Мой сюрприз удался только наполовину. Весь январь Катерина писала мне; ее письма, как она сама, были жизнерадостны и полны событий. Французы в ее глазах были прекрасны, Париж романтичен и безупречно красив. Чувствовалось, что ей все еще неловко за нашу последнюю встречу, когда она была слишком занята для свиданий со мной – почти в каждом письме она говорила, что в следующий мой приезд все будет иначе.
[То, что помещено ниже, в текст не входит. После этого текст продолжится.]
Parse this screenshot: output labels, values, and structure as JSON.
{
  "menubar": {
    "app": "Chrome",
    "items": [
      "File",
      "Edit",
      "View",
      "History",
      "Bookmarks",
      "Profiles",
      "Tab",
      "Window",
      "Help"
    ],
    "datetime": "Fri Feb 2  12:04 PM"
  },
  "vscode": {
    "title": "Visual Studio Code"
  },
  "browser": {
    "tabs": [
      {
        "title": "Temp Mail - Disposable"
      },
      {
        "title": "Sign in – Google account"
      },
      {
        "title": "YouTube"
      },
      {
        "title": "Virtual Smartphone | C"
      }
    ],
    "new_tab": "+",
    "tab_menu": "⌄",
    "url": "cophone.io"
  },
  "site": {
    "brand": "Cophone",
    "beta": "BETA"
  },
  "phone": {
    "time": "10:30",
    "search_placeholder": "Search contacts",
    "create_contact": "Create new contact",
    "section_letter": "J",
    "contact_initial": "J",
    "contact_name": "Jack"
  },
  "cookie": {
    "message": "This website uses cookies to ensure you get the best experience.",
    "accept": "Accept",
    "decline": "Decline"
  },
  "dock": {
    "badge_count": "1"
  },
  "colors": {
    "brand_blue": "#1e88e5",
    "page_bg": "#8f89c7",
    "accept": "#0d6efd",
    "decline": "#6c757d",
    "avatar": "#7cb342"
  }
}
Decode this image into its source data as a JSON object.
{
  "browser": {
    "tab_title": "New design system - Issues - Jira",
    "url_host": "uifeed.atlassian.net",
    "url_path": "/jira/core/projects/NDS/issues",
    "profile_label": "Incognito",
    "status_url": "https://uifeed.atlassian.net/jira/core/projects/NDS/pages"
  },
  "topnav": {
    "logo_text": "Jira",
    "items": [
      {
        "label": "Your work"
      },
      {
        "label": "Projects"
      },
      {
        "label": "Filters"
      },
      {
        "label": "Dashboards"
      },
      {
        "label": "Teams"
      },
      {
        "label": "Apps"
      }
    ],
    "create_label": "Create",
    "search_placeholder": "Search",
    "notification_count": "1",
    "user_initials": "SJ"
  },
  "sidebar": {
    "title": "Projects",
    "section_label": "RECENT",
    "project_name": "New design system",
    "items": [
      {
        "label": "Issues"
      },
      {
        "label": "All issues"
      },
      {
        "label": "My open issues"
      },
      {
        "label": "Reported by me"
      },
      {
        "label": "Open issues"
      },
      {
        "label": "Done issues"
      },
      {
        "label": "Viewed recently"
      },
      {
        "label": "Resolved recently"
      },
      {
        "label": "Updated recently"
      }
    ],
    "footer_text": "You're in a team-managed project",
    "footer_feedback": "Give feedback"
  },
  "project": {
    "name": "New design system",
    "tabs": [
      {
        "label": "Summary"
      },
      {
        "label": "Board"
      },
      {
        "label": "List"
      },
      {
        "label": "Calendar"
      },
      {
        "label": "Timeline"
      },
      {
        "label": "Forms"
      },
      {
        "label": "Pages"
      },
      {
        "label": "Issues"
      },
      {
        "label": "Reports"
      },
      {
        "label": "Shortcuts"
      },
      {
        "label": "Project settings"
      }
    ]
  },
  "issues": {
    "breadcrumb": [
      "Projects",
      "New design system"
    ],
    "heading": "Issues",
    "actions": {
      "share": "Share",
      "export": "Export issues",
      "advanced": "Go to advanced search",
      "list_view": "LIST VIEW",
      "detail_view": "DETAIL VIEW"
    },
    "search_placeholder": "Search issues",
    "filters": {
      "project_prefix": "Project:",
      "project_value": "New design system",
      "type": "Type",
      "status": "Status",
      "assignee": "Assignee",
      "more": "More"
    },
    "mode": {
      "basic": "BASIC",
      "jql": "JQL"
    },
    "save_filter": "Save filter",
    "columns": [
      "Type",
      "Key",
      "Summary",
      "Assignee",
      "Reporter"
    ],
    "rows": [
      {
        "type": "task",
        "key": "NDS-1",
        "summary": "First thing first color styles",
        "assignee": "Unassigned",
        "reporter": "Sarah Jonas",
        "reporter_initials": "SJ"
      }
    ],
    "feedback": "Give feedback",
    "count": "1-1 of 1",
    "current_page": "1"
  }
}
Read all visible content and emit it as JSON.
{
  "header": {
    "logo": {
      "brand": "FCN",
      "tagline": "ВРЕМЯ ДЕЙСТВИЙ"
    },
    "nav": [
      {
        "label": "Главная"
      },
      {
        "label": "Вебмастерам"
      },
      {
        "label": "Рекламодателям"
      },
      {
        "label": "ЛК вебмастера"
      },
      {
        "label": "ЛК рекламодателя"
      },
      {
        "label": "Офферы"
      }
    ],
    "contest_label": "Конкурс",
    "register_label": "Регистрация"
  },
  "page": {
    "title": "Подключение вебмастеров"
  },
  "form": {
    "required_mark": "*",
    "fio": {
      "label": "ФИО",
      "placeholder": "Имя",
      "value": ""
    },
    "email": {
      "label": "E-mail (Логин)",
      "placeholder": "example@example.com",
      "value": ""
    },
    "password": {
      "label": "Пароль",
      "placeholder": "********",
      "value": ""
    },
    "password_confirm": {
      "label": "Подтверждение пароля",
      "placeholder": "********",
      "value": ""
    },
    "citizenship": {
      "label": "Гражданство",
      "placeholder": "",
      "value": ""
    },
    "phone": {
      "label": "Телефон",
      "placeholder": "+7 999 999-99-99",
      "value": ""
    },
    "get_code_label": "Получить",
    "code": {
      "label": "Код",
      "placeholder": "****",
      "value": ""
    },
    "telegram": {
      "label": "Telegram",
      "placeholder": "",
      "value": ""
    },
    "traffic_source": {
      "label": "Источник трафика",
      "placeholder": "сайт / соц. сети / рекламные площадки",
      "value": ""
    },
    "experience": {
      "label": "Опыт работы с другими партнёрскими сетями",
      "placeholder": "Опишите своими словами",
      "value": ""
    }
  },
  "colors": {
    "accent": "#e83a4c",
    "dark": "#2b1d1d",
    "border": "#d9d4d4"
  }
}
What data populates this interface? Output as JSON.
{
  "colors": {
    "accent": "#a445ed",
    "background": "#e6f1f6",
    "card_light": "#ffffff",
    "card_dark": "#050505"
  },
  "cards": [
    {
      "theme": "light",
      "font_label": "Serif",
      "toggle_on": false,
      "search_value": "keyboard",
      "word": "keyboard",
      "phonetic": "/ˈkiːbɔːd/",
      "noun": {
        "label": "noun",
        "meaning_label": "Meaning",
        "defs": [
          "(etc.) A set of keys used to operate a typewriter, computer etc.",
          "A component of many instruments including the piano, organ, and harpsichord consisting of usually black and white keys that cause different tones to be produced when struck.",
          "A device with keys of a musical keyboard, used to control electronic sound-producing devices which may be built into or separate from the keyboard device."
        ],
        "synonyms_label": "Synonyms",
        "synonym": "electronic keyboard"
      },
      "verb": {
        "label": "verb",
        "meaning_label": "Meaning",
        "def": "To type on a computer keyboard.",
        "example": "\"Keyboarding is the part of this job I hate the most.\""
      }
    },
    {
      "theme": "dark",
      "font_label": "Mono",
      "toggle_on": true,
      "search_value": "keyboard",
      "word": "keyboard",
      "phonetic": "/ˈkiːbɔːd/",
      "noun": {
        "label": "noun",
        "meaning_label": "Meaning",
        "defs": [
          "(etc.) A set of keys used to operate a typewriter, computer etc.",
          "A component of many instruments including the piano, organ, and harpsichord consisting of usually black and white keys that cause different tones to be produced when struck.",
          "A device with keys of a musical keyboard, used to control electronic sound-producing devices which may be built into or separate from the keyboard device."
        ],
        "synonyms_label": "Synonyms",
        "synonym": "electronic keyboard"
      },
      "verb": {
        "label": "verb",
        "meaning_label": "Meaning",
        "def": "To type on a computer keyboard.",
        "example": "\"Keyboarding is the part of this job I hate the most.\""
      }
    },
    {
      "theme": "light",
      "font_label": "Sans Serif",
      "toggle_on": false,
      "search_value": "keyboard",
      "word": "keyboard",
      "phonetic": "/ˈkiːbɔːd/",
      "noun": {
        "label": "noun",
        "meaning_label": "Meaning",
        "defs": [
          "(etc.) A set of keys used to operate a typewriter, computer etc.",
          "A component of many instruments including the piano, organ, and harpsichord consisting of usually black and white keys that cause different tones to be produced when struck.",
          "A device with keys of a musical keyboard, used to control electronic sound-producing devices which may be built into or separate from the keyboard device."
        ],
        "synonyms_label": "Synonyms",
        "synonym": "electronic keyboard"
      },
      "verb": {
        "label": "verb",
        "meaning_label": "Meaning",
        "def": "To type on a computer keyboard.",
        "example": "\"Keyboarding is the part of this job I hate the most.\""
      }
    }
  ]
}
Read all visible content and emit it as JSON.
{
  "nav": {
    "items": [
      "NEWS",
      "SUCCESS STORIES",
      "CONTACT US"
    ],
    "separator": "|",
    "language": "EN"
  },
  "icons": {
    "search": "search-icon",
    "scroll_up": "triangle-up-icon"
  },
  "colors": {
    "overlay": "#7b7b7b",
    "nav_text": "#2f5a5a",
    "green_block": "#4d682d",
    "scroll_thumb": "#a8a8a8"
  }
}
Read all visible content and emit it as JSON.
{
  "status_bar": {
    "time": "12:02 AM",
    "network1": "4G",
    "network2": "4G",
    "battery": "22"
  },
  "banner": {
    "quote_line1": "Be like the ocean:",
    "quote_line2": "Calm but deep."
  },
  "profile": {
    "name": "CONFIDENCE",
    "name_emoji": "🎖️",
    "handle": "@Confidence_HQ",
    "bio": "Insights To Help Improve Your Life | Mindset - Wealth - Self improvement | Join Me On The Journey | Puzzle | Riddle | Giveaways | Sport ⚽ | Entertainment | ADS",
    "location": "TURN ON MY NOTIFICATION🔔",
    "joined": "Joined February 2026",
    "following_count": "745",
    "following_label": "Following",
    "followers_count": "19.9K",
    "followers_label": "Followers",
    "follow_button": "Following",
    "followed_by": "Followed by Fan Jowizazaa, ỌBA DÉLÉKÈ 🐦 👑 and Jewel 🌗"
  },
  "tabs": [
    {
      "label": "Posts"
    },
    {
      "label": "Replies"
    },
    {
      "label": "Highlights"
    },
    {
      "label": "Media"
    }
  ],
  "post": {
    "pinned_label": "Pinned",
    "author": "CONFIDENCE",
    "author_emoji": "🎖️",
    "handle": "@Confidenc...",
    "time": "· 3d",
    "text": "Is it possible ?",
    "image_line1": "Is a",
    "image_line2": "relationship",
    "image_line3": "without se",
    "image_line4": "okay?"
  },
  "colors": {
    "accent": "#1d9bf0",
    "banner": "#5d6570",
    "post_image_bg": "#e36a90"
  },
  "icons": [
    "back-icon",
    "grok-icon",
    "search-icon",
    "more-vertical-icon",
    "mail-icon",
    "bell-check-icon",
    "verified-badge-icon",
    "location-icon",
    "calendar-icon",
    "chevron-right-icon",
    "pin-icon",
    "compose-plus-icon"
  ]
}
Рассказывала, куда мы пойдем и что посмотрим. Я решил не пороть горячку по телефону и сказать ей обо всем при встрече. От нее самой я знал, в какие дни она задерживается допоздна из-за совещаний у шефа, а когда может позволить себе поспать и прийти в офис попозже. Вроде я все рассчитал, но не тут-то было: когда я позвонил, Катерина оказалась в Льеже, в командировке. Я удивился, она ничего не говорила мне об этом. Дурацкая ситуация, я так торопился, и, как оказалось, напрасно. Она тоже чувствовала себя неловко.
Тут же поменяла билет и выехала в Париж. Мы встретились на следующий день.